I am a licensed attorney here in Indiana, but I have never practiced full-time post law school. Rather, I focused my efforts on becoming a full-time, professional artist. I often get asked the question “Why did you even go to law school?”  A difficult question to answer without telling my whole life story but in short, if I had known I could make a living as a professional artist before I went, I probably would not have gone.  But with that being said, I think it was one of the best decisions I have ever made.  In law school, I found myself in a position where I was surrounded by entrepreneurial-minded people who taught me the business side of creating and helped me build a business over three years.

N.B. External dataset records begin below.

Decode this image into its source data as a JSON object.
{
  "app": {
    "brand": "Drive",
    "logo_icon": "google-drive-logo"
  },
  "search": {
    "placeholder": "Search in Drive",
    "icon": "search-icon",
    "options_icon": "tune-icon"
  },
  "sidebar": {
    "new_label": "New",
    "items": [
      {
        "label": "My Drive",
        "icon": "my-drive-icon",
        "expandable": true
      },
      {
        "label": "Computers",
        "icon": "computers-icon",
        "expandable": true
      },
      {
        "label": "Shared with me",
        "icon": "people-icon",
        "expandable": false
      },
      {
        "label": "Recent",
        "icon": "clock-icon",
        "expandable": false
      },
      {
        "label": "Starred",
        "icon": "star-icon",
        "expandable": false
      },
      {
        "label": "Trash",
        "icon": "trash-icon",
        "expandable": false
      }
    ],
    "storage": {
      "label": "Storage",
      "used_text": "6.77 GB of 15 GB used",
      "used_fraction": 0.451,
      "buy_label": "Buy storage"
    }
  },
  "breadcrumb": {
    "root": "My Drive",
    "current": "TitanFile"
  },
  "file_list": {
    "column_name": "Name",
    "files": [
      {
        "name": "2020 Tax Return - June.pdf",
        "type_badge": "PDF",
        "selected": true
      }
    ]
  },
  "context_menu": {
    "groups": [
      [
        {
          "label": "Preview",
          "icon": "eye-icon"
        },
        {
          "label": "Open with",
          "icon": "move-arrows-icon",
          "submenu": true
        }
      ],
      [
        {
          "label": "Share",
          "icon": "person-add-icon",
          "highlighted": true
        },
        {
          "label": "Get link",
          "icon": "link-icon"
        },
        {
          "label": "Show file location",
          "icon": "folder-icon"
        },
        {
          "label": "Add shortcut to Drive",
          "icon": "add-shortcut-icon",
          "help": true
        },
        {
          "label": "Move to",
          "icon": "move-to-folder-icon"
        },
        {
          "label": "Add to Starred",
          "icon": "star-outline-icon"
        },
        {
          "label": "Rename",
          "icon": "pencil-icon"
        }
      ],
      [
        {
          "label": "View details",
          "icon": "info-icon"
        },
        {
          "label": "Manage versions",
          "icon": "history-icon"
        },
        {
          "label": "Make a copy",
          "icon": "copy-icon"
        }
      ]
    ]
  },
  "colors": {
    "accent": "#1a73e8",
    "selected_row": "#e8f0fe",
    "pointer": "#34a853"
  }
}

I am a doodler by nature and in law school I sometimes found myself doodling in the margins of my notes while listening to professors lecture.  Early on, the thought of selling my classroom doodles never even occurred to me.  It wasn’t until Legal Research my 1L year around October when I was doodling this spooky little house that Evan, a classmate, leaned over during class and whispered that the porch needed a pumpkin on it.  I drew a pumpkin on it and subsequently gave Evan that drawing and to this day he has the most extensive private collection of my classroom drawings from law school.   From there, I started turning some of these drawings into refined paintings that I showed in the spring of 2008. I started selling many of these drawings online via and finally got to the point that during Property, my 2L year, I started drawing right in my textbooks during class.  It was not uncommon for me to tear the page right out of the book and sell it after class – but many of them also landed as far away as Alaska and London.

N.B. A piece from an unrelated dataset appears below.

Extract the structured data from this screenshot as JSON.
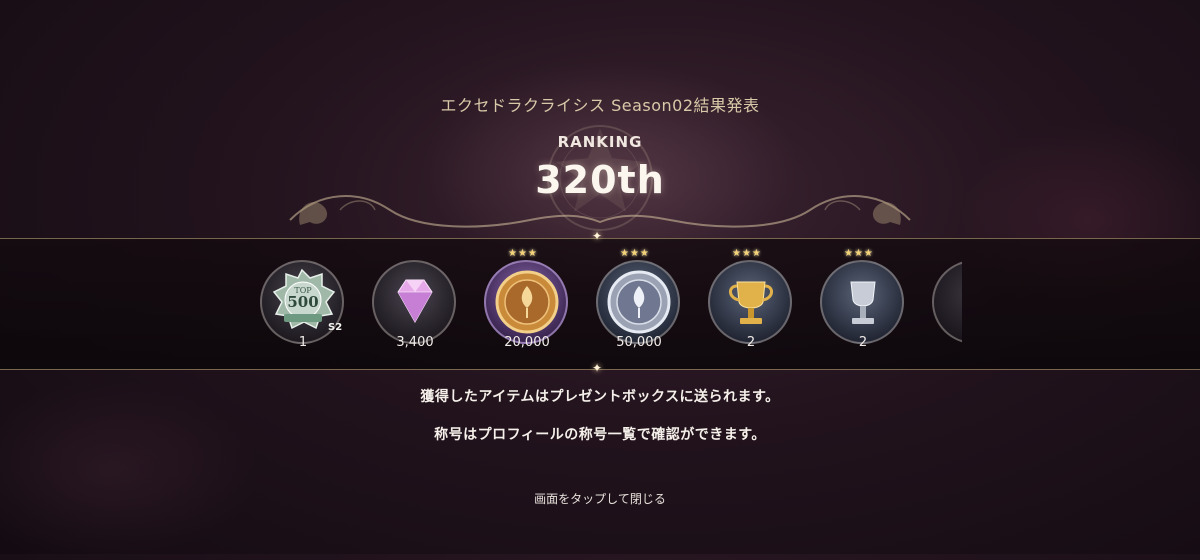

In the three years since law school, I have been slowly creating pieces out of my textbooks, classroom notes, and bar exam study sheets.   For “Contingent Remainders”, I have gathered the best of the remaining pieces from my law school days and am showing them publicly for the first time alongside new paintings inspired by these law school doodles.

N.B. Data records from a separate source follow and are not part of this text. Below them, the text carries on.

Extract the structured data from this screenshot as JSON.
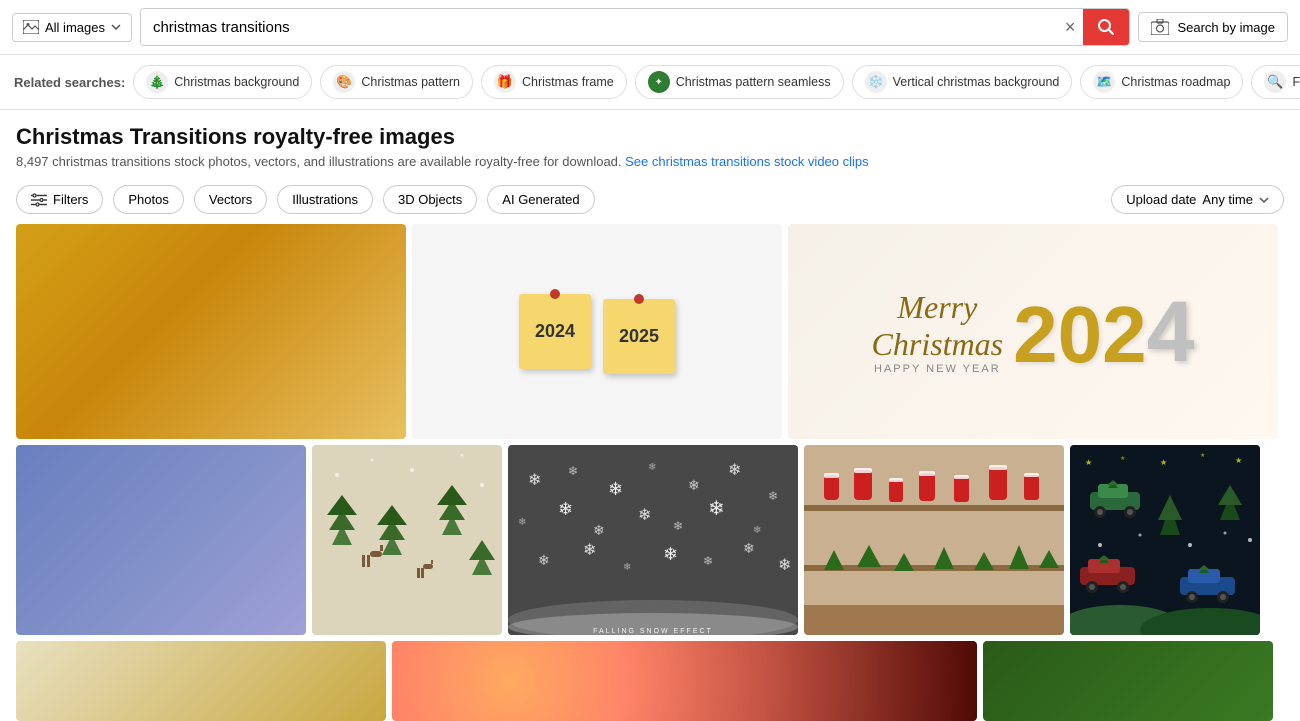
{
  "search": {
    "all_images_label": "All images",
    "query": "christmas transitions",
    "clear_label": "×",
    "search_by_image_label": "Search by image"
  },
  "related_searches": {
    "label": "Related searches:",
    "items": [
      {
        "id": "christmas-background",
        "label": "Christmas background",
        "icon": "🎄"
      },
      {
        "id": "christmas-pattern",
        "label": "Christmas pattern",
        "icon": "🎨"
      },
      {
        "id": "christmas-frame",
        "label": "Christmas frame",
        "icon": "🎁"
      },
      {
        "id": "christmas-pattern-seamless",
        "label": "Christmas pattern seamless",
        "icon": "🟢"
      },
      {
        "id": "vertical-christmas-background",
        "label": "Vertical christmas background",
        "icon": "❄️"
      },
      {
        "id": "christmas-roadmap",
        "label": "Christmas roadmap",
        "icon": "🗺️"
      },
      {
        "id": "fibers",
        "label": "Fibers",
        "icon": "🔍"
      }
    ]
  },
  "page_title": "Christmas Transitions royalty-free images",
  "page_subtitle": "8,497 christmas transitions stock photos, vectors, and illustrations are available royalty-free for download.",
  "video_link": "See christmas transitions stock video clips",
  "filters": {
    "main_label": "Filters",
    "options": [
      "Photos",
      "Vectors",
      "Illustrations",
      "3D Objects",
      "AI Generated"
    ],
    "upload_date_label": "Upload date",
    "upload_date_value": "Any time"
  },
  "images": {
    "row1": [
      {
        "id": "img1",
        "type": "gold",
        "alt": "Gold gradient background"
      },
      {
        "id": "img2",
        "type": "notes",
        "alt": "2024 to 2025 sticky notes transition",
        "year1": "2024",
        "year2": "2025"
      },
      {
        "id": "img3",
        "type": "christmas",
        "alt": "Merry Christmas Happy New Year 2024 balloon numbers"
      }
    ],
    "row2": [
      {
        "id": "img4",
        "type": "blue",
        "alt": "Blue gradient background"
      },
      {
        "id": "img5",
        "type": "deer",
        "alt": "Christmas deer pattern seamless"
      },
      {
        "id": "img6",
        "type": "snowflakes",
        "alt": "Falling snow effect",
        "label": "FALLING SNOW EFFECT"
      },
      {
        "id": "img7",
        "type": "santa_shelf",
        "alt": "Santa figures on shelf in store"
      },
      {
        "id": "img8",
        "type": "car_pattern",
        "alt": "Christmas cars with trees pattern"
      }
    ],
    "row3": [
      {
        "id": "img9",
        "type": "bottom_gold",
        "alt": "Gold transition"
      },
      {
        "id": "img10",
        "type": "bottom_bokeh",
        "alt": "Bokeh lights"
      },
      {
        "id": "img11",
        "type": "bottom_green",
        "alt": "Christmas green"
      }
    ]
  }
}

“Reviewability” is probably the most iconic text book drawing from my law school days and was created while sitting in the front row of Professor Moskowitz’s Admin Law class. This depiction of the whimsical house on the hill is a great example of the work I was creating at that time.

Default Judgment 2

“Default Judgment” is created out of half a legal pad of bar exam notes, and due to the very limited supply (I only have half a legal pad worth of bar notes left to create with), I knew whatever I created on that canvas had to be stunning. The first challenge in this piece was matching the yellow legal pad paper to the frame.  I bought an antique gold acrylic paint that matched the frame and then tinted a satin polycrylic for the glaze.  It was important to keep the notes readable so I used 3 transparent layers to achieve the right patina on the yellow paper.  Next, I knew I didn't want to cover most of the notes, so I spent several days looking at the piece until the simple birch trees idea popped into my head, and I ran with it. I finished off the piece by creating a really subtle foreground with grass & abstract flowers.

Law as Our Calling - Valpo Law Library

One last piece worth noting is the cover to my brother’s Civil Procedure book.  Right before graduating, 15 friends and I ripped up my brothers Civ Pro book and created a 9 panel mixed media painting out of the first 694 pages that currently hangs in the Valparaiso University Law Library.  The process of cutting up his book left the cover scarred with cut marks, glue residue and tape.  For this piece, I wanted the history of the book to speak for itself so I created yet another patina to help match the original color of the cover to the ornate frame it now rests in.  One of the horizontal cut marks made a great implied horizon, so I exaggerated it and then finished it off with a small intricate house.